This project predicts student performance based on academic and personal attributes such as study hours, parental education level, prior grades, and other relevant features. The system trains multiple regression algorithms, evaluates them using R2 score, automatically selects the best performing model, and deploys it as a live cloud application.
From data preprocessing to deployment on AWS EC2, the entire pipeline is automated using Docker and GitHub Actions.
This project implements a complete machine learning lifecycle including data preprocessing, model training, evaluation, artifact generation, containerization, and automated cloud deployment.
The system is built with scalability and automation in mind. It uses multiple regression models, evaluates performance using R2 score, selects the best performing model, and deploys it in a production ready Docker environment hosted on AWS.

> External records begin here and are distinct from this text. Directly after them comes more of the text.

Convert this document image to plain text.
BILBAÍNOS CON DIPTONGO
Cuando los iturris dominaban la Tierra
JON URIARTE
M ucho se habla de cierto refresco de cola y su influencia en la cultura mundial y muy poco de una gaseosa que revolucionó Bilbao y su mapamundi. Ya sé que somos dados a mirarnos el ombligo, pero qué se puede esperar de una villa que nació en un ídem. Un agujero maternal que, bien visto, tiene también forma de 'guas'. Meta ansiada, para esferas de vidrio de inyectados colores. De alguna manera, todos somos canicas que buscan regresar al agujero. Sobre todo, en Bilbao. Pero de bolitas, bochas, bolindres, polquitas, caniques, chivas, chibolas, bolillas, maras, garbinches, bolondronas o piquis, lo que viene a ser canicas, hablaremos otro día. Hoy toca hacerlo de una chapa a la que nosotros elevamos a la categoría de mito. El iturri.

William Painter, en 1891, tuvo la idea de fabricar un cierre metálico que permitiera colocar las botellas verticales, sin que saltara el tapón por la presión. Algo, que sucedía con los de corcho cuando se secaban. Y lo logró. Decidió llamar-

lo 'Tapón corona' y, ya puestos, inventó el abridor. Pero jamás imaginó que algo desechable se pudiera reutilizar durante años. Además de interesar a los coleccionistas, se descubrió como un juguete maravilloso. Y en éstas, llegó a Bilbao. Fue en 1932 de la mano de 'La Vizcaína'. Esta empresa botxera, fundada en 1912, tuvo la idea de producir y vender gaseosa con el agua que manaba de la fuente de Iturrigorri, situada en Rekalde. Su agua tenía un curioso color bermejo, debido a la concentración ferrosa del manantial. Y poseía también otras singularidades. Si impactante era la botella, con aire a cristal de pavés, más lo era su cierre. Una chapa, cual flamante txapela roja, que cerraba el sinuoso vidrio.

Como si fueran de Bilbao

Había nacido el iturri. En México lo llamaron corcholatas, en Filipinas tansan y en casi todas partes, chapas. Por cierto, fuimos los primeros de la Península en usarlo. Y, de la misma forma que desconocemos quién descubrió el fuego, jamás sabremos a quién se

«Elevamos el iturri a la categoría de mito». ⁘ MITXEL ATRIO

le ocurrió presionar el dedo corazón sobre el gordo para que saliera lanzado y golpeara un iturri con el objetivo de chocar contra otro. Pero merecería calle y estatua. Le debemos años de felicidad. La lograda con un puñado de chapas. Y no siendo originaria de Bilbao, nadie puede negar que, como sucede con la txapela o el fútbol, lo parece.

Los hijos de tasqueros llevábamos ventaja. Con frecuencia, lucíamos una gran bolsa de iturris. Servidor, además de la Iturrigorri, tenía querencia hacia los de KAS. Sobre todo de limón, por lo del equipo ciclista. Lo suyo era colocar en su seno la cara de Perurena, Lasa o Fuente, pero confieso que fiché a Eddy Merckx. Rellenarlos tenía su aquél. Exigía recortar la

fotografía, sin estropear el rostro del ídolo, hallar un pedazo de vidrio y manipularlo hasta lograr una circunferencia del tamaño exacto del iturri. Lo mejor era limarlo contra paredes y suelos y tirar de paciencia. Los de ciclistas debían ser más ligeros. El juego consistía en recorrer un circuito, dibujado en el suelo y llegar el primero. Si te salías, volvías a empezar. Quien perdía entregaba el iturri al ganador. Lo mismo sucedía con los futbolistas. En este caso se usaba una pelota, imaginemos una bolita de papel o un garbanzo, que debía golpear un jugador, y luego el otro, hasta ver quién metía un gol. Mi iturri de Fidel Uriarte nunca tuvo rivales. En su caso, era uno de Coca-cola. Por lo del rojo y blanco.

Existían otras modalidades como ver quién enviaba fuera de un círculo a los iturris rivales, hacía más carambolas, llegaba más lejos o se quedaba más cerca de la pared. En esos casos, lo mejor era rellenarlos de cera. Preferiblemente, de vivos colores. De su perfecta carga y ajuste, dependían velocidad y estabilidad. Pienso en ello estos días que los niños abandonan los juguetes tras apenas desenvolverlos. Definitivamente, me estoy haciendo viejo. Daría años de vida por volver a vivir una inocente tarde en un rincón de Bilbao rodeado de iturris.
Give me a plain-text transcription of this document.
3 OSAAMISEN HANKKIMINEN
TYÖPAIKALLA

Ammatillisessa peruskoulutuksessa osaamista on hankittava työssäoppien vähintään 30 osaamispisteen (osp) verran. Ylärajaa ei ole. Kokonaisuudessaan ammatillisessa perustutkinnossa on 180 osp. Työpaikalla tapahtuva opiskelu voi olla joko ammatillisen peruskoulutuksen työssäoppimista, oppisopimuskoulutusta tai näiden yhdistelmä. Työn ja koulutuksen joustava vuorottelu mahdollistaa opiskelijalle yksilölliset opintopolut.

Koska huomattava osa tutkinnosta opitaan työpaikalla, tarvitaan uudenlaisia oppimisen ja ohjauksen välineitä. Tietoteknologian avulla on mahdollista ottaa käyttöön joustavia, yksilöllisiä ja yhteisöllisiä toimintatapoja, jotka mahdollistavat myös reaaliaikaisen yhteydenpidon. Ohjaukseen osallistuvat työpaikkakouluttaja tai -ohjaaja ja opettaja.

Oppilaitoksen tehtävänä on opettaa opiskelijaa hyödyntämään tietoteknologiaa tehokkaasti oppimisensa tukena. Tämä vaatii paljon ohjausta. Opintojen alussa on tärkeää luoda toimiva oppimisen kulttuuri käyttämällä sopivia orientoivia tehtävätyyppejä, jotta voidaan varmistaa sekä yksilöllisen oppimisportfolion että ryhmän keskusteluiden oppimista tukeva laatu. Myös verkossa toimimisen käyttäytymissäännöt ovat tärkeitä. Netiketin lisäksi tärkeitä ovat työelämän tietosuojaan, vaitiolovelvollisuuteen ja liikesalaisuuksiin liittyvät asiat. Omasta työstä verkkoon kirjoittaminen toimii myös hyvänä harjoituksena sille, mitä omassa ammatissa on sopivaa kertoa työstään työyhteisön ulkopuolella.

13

The entire process is automated using CI CD pipelines.
Key Features
Automated Model Training Pipeline
Trains multiple regression algorithms
Evaluates models using R2 score
Selects best performing model automatically
Stores trained model as artifacts model.pkl
Containerized Application
Dockerized ML application
Reproducible environment
Lightweight and portable setup
CI CD with GitHub Actions
Automatic build on code push
Image pushed to Amazon ECR
Continuous deployment to EC2
Cloud Deployment
Hosted on AWS EC2
Docker container running production server
Secure authentication with IAM
Architecture Overview
Developer pushes code to GitHub
Continuous Integration workflow runs tests
Docker image is built
Image pushed to Amazon Elastic Container Registry
Self hosted EC2 runner pulls latest image
Container restarts with updated model
Application becomes live automatically
This ensures zero manual deployment steps.
Technology Stack
Python
Scikit Learn
Docker
GitHub Actions
Amazon EC2
Amazon ECR
IAM
Model Training Process
Multiple regression models are trained including Linear Regression, Decision Tree, Random Forest, Gradient Boosting, and XGBoost.
Each model is evaluated using R2 score.
The highest performing model is automatically selected and saved.
The final trained model is stored inside artifacts folder and packaged inside the Docker image for production inference.
Deployment Pipeline
Every push to main branch triggers:
Code checkout
Unit testing
Docker image build
Authentication with AWS
Image push to ECR
EC2 pulls latest image
Container restarted automatically
This ensures reliable and repeatable deployments.
Why This Project Matters
Demonstrates real world MLOps implementation
Bridges gap between Data Science and Cloud Engineering
Automates deployment workflow
Production ready architecture
Cloud scalable infrastructure
This project reflects strong skills in Machine Learning Engineering and DevOps practices.
Use Case
This system can be extended to deploy:
Student performance prediction
Sales forecasting
Risk assessment models
Demand prediction systems
Any regression based ML system can be integrated easily.